Comme lorsque, épuisé, il s’appuie sur la barre alors qu’il longe le golfe de Gascogne, tribord amure, et que le bateau part à l’abattée. « Avec 35 noeuds de vent, c’était chaud » raconte-t-il.

 

Mais ce sera finalement le seul incident notable. A terre, Armel Le Cleac’h est en liaison fréquente avec Loïck Peyron.
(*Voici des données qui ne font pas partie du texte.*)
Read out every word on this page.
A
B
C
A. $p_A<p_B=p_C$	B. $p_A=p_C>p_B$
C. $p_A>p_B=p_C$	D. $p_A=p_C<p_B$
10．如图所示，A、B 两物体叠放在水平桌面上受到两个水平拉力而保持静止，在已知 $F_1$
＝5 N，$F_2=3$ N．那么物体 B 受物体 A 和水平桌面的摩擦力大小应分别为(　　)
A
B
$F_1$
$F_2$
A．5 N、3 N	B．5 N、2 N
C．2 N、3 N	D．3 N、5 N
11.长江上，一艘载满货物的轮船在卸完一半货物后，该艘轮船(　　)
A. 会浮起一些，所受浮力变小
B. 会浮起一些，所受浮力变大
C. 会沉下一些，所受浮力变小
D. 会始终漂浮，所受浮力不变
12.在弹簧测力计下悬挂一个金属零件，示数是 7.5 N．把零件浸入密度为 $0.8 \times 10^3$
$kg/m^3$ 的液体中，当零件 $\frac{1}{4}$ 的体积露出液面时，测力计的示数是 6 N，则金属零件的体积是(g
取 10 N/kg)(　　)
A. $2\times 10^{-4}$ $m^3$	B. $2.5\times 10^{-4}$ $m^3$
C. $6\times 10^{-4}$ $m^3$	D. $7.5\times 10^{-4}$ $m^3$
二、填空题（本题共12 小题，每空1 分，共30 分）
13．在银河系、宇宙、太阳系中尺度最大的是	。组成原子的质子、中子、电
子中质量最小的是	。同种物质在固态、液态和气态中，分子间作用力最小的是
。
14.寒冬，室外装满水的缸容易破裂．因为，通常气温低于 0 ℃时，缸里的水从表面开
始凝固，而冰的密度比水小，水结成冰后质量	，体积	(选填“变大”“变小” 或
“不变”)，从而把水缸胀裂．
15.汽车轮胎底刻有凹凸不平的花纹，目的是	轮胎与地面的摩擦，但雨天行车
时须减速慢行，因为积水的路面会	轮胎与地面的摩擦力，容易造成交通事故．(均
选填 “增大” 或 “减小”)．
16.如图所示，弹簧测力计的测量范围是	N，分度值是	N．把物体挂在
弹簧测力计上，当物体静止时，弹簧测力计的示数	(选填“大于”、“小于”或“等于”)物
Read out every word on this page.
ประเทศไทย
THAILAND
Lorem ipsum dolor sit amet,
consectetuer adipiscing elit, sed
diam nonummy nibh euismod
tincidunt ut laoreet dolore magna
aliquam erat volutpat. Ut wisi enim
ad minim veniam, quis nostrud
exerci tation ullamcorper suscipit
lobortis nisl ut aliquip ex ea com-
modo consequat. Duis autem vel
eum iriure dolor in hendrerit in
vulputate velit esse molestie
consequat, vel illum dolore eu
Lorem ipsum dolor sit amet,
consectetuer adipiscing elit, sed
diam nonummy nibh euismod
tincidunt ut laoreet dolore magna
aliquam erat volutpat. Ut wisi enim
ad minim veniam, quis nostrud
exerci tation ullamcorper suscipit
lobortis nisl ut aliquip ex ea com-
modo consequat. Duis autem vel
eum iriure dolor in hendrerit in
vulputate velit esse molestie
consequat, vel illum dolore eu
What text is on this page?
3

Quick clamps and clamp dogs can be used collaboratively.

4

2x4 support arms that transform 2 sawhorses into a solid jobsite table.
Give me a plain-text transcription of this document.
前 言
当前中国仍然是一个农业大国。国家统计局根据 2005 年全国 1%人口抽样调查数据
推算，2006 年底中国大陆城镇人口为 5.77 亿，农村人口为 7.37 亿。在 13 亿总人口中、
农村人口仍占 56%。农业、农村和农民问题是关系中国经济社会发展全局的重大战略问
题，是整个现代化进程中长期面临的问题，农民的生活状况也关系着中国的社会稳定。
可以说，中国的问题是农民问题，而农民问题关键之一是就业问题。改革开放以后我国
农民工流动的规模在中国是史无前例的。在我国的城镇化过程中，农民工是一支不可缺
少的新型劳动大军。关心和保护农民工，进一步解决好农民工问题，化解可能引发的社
Marcel Van Triest, le routeur, affûte les trajectoires.

 

Ensemble, ils trouveront le trou de souris après Madère, à l’instar de Franck Cammas quatre ans auparavant, qui propulsera Groupama VII vers la victoire.

 

Au terme d’une navigation gérée au cordeau, et après les pièges et de nouveaux les efforts dans les calmes piégeux sous La Soufrière, Loïck Peyron peut allumer les feux de détresse et tendre les bras au ciel. Sa victoire, il ne l’aura pas volée.

Loïck Peyron peut rajouter la Route du Rhum à son palmarès. Avec le même sponsor, Groupama, il avait battu le record du Trophée Jules Verne, le tour du monde à l’envers et en équipages, deux ans plus tôt.

 

Le navigateur au sens de la formule légendaire ne naviguait plus en solitaire depuis 12 ans lorsque Ronan Lucas, le directeur sportif du Team Groupama, l’appelle pour lui proposer de remplacer Armel le Cléac’h.

 

Lui voulait courir le Rhum à l’ancienne, sur l’ancien Olympus Photo, le petit trimaran jaune de 11 mètres 50 de Mike Birch, vainqueur en 1978.

 

Il entrera finalement lui aussi dans la légende en maitrisant parfaitement un joli bébé de 31 mètres 50, donné favori à Saint-Malo.

 

Avec ce trophée en poche, Loïck Peyron sera logiquement sacré marin de l’année au salon nautique, au mois de décembre.

D’autres n’ont pas démérité non plus. François Gabard, à bord de son Imoca Macif, survole sa catégorie.

 

Erwan Leroux s’impose dans la classe des Multis 50, Alex Pella dans celle des class 40.

 

Quelques jours avant Sir Robert Knox Jonhson, Anne Caseneuve, troisième femme après Florence Arthaud et Hellen Mac Arthur à signer un podium, s’impose dans la catégorie Rhum.

 

Et puis la victoire, c’est aussi celle du benjamin de l’épreuve, le jeune malouin Paul Hignard, qui arrivera à Pointe-à-Pitre avec un gréement de fortune, et quasiment à court de vivre.

 

C’est ce genre d’aventure que permet la seule course ouverte aux amateurs et à tout type de bateaux. Ces histoires, comme 40 ans auparavant l’arrivée des frères Bourgon en Hobbie 4, qui font aussi les légendes du Rhum.